First, she will introduce an algorithm-hardware co-design work, called SmartExchange, which trades higher-cost memory storage/accesses for lower-cost computations to boost energy- and latency-efficiency. Motivated by the promising efficiency achieved by SmartExchange, she and her collaborators further validated its co-designed architecture by designing an AI acceleration chip prototype, which minimizes both the chip area and control overhead. To demonstrate the real-world advantages of the above SmartExchange architecture and its chip prototype, they developed i-FlatCam, a first-of-its-kind real-time eye-tracking system towards next-generation VR/AR devices, where we leverage the application-level opportunities to reduce both spatial and temporal redundancy. After that, they went beyond to build a scaled-up eye-tracking system, called EyeCoD, which targets a more general eye-tracking solution at the cost of marginally increased chip area as compared with i-FlatCams. Finally, she will conclude her talk with exciting future directions.

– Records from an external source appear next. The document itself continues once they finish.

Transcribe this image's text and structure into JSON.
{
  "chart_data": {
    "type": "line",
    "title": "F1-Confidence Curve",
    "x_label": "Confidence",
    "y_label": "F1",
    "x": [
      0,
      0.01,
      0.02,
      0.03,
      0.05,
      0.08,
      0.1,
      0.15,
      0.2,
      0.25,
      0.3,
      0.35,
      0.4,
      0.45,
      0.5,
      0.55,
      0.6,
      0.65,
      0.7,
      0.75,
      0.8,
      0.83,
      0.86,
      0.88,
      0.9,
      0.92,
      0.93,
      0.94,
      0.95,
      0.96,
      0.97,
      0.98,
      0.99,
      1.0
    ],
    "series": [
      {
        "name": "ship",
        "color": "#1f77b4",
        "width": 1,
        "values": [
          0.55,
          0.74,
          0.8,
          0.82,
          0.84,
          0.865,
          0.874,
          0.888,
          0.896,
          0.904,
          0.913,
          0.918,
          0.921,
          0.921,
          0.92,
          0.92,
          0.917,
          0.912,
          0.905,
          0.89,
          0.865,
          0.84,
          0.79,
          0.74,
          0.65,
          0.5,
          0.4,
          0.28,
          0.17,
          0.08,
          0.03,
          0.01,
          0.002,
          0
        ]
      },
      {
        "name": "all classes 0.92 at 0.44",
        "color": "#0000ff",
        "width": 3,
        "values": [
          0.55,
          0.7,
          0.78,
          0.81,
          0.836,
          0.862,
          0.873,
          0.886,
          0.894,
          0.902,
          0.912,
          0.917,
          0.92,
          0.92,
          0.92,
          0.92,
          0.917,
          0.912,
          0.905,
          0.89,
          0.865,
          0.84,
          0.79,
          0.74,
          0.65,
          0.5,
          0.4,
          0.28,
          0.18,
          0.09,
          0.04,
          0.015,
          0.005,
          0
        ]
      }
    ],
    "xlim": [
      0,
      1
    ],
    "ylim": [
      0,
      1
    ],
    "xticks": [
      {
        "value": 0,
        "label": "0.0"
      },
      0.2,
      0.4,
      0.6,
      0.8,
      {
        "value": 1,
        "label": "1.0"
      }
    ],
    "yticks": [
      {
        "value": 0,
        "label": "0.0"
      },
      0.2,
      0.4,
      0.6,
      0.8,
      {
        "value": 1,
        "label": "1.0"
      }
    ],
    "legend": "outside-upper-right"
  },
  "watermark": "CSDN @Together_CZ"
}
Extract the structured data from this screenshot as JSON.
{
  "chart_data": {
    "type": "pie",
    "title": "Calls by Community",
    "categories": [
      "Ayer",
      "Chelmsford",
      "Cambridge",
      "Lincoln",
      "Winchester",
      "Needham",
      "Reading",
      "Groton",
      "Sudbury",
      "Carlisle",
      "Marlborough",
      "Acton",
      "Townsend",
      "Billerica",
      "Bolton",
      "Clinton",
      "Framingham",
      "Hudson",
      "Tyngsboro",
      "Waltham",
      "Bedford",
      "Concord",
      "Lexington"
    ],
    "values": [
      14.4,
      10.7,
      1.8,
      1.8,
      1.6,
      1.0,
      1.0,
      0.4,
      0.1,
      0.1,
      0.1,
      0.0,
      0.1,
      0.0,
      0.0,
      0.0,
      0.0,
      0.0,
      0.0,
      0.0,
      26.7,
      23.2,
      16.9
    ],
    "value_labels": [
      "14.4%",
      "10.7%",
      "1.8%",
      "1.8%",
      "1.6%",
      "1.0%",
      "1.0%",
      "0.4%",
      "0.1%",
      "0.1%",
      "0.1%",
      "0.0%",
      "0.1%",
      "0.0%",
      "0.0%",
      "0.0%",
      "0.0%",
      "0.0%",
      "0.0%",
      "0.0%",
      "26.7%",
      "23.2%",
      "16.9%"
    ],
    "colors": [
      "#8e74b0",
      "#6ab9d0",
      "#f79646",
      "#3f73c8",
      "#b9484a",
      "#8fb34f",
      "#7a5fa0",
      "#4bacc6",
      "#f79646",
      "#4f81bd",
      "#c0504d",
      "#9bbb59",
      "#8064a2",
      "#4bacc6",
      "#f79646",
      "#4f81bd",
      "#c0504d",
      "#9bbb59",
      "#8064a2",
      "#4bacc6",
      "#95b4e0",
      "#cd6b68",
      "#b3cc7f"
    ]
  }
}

Yang (Katie) Zhao is an assistant professor in the Department of Electrical and Computer Engineering at the University of Minnesota, Twin Cities. Katie obtained her Ph.D. degree from Rice University in 2022. Her research expertise spans both computer architecture and domain-specific acceleration chip designs, with her research interest centering around enabling AI-powered intelligent functionalities on resource-constrained edge devices through a holistic solution from efficient architectures, to chips, and to integrated systems. Her research has earned multiple distinctions, including  IEEE Micro’s Top Picks of 2023, 1st place demonstration at the 32nd ACM SIGDA University Demonstration at DAC 2022, and the 2023 Ralph Budd Award for Best Thesis in the School of Engineering, Rice University.